NEW YORK (Reuters) - The crisis in Israel and the Palestinian territories has given a boost to Internet sites that offer not only the region’s news but also its wide range of views.
The awful slide into violence in the Middle East since the failure of peace talks nearly two years ago keeps spilling forth dramatic stories and pictures of death and destruction.
The rise in traffic on Web sites that follow the events in the region suggests that there is a big appetite for the objective coverage of the major news organizations, and also for opinions and news slanted toward one side or the other.
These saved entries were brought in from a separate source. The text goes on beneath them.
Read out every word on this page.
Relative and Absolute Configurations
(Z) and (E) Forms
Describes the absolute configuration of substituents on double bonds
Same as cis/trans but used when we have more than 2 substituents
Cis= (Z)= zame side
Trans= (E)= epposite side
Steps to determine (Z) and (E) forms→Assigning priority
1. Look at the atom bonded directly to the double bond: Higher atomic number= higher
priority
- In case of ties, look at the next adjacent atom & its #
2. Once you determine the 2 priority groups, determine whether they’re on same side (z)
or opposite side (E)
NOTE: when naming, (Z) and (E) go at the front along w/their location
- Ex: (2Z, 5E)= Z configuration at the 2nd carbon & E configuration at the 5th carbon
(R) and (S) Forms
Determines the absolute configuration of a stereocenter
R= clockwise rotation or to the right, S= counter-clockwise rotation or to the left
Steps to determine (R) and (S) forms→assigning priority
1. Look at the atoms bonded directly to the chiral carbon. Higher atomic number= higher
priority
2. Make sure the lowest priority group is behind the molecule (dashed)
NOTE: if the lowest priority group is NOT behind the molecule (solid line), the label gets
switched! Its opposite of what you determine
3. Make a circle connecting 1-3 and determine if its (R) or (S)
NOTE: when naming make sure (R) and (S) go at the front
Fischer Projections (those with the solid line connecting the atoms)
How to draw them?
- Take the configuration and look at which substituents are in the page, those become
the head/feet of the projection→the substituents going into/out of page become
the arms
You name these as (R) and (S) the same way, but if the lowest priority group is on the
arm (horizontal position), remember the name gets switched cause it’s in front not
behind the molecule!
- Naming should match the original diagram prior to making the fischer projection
Bitterlemons.org (http://bitterlemons.org), a Web site devoted to keeping the channels of communication open between Israelis and Palestinians even as bloodshed escalates, has seen its popularity soar, the worse the fighting gets.
“We got the highest daily rate of new subscribers in April when Israel launched its first major offensive to reoccupy the West Bank,” said Yossi Alpher, an Israeli who founded the site with Ghassan Khatib, a Palestinian who is serving in Palestinian Authority Chairman Yasser Arafat’s government.
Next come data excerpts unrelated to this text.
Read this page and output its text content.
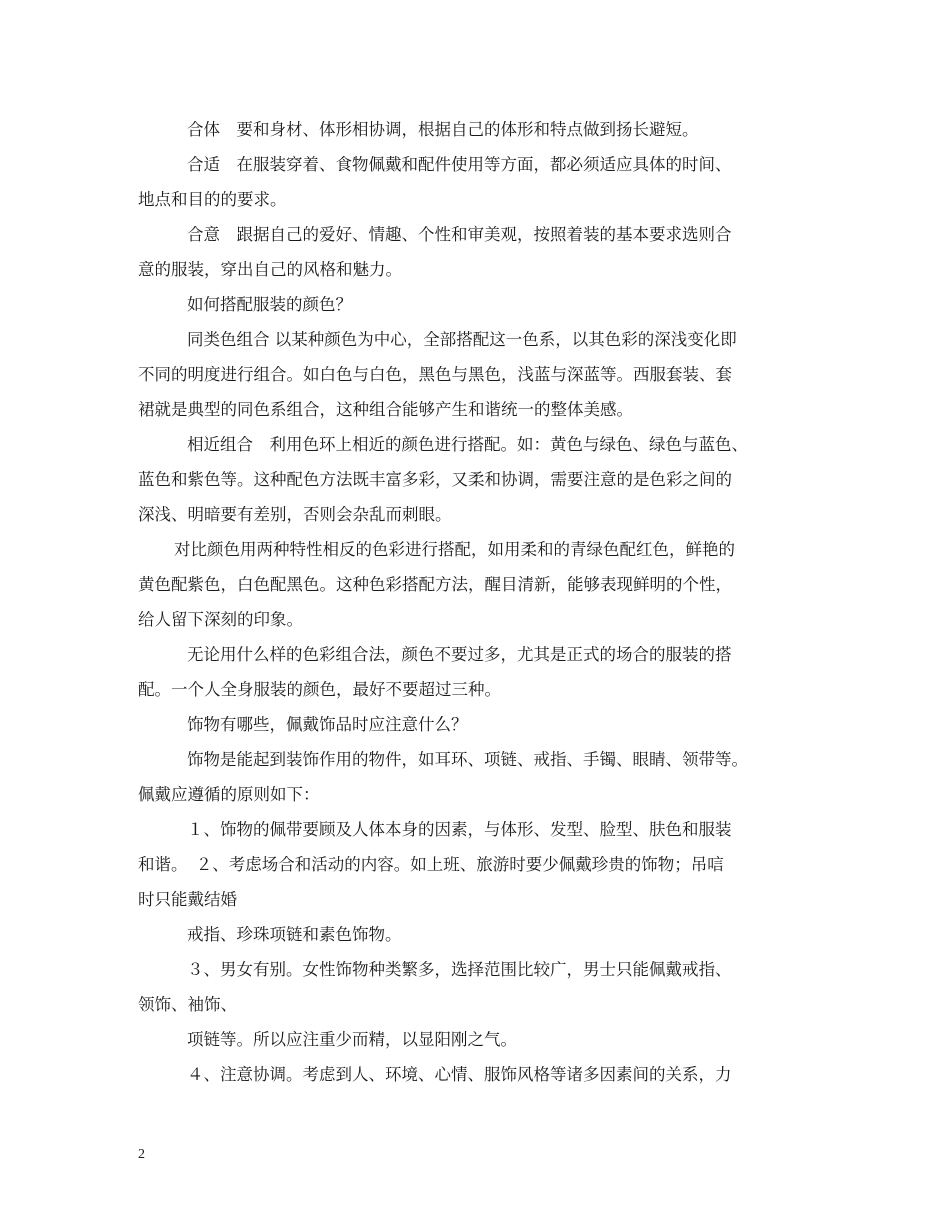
合体　要和身材、体形相协调，根据自己的体形和特点做到扬长避短。
合适　在服装穿着、食物佩戴和配件使用等方面，都必须适应具体的时间、
地点和目的的要求。
合意　跟据自己的爱好、情趣、个性和审美观，按照着装的基本要求选则合
意的服装，穿出自己的风格和魅力。
如何搭配服装的颜色？
同类色组合 以某种颜色为中心，全部搭配这一色系，以其色彩的深浅变化即
不同的明度进行组合。如白色与白色，黑色与黑色，浅蓝与深蓝等。西服套装、套
裙就是典型的同色系组合，这种组合能够产生和谐统一的整体美感。
相近组合　利用色环上相近的颜色进行搭配。如：黄色与绿色、绿色与蓝色、
蓝色和紫色等。这种配色方法既丰富多彩，又柔和协调，需要注意的是色彩之间的
深浅、明暗要有差别，否则会杂乱而刺眼。
对比颜色用两种特性相反的色彩进行搭配，如用柔和的青绿色配红色，鲜艳的
黄色配紫色，白色配黑色。这种色彩搭配方法，醒目清新，能够表现鲜明的个性，
给人留下深刻的印象。
无论用什么样的色彩组合法，颜色不要过多，尤其是正式的场合的服装的搭
配。一个人全身服装的颜色，最好不要超过三种。
饰物有哪些，佩戴饰品时应注意什么？
饰物是能起到装饰作用的物件，如耳环、项链、戒指、手镯、眼睛、领带等。
佩戴应遵循的原则如下：
１、饰物的佩带要顾及人体本身的因素，与体形、发型、脸型、肤色和服装
和谐。　２、考虑场合和活动的内容。如上班、旅游时要少佩戴珍贵的饰物；吊唁
时只能戴结婚
戒指、珍珠项链和素色饰物。
３、男女有别。女性饰物种类繁多，选择范围比较广，男士只能佩戴戒指、
领饰、袖饰、
项链等。所以应注重少而精，以显阳刚之气。
４、注意协调。考虑到人、环境、心情、服饰风格等诸多因素间的关系，力
2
Given an ultra-hot-button issue like the Israeli and Palestinian future, it’s easy to visit a search engine like Google (http://www.google.com) and, with a few imaginative keywords, find a Web site that gives you a glimpse of the anger, the intransigence and the danger gripping the region.
LOTS OF OPINIONS AND A FEW SCOOPS
Indeed, many sites on the Internet present extreme, unmediated hatred on both ends of the spectrum.
Nonetheless, Web surfers have come to expect the Internet to deliver more explicit opinions than are found in traditional media, and that is true of some of the more moderate sites.
“The Internet is the voice of the unheard on both ends, whether on the Israeli end or the Palestinian end,” said an Egyptian man who works in diplomatic circles in Europe and who declined to be identified further.
He says the Internet is the ideal medium to become deeply informed about the Middle East, if you can avoid hate.
“If you are serious, you should read anything and everything. This way you can build a better global picture,” he said.
Electronic Intifada (http://electronicIntifada.net), a Web site popular in the Arab world, posts news articles from many traditional sources as well as almost daily opinion pieces aimed at more carefully presenting the Palestinian perspective.
Palestinian Chronicle (http://www.palestinechronicle.com/) is another pro-Palestinian Web site with a fair number of original news stories and links to various Palestinian causes.
On the other side of the current divide, Diane Shalem, one of the editors of Debka.com (http://www.debka.com), an Israeli site specializing in geopolitical security and intelligence issues, told Reuters: “We mix reporting with analysis because we feel it’s right for the Internet. People want to know not just the facts, but they want to have a feeling that whoever is writing has a point of view.
“We don’t conceal our Israeli background, but we do cover many other things. And we have readers from all over the world,” she said.
“Scoops are very important,” They are the anchor,” Shalem said.
Hush-hush sourcing is the nature of the cloak-and-dagger intelligence business, even for journalists, according to Shalem. But it does beg the question: Do Debka’s “military” and “intelligence” sources consistently deliver the goods?
BAD NEWS IS GOOD FOR BUSINESS
Whatever the answer is, interest in the site is increasing as conflict flares in the region and anxiety related to Osama bin Laden, the U.S. war on terrorism and the possibility of a U.S. invasion of Iraq grows around the world.
“There was a big spurt in subscriptions after September 11 for sure. But it started growing before that,” said Shalem.
For Yossi Alpher, it’s a bittersweet state of affairs. Subscriptions are up at bitterlemons.com, but peace is now a long way off.
He feels the leaders who could make a difference, including Israeli Prime Minister Ariel Sharon, Palestinian Authority President Yasser Arafat and President Bush, all lack realistic plans for peace.
So Alpher and his colleague, Ghassan Khatib, will plug away at bitterlemons.com, choosing new topics and posting four opinions on them each week — two Palestinian and two Arab — until leaders change, peace gets back on track and, hopefully, long after that too, Alpher said.
“In some ways the worse things get the more people turn to sites like ours,” Alpher said.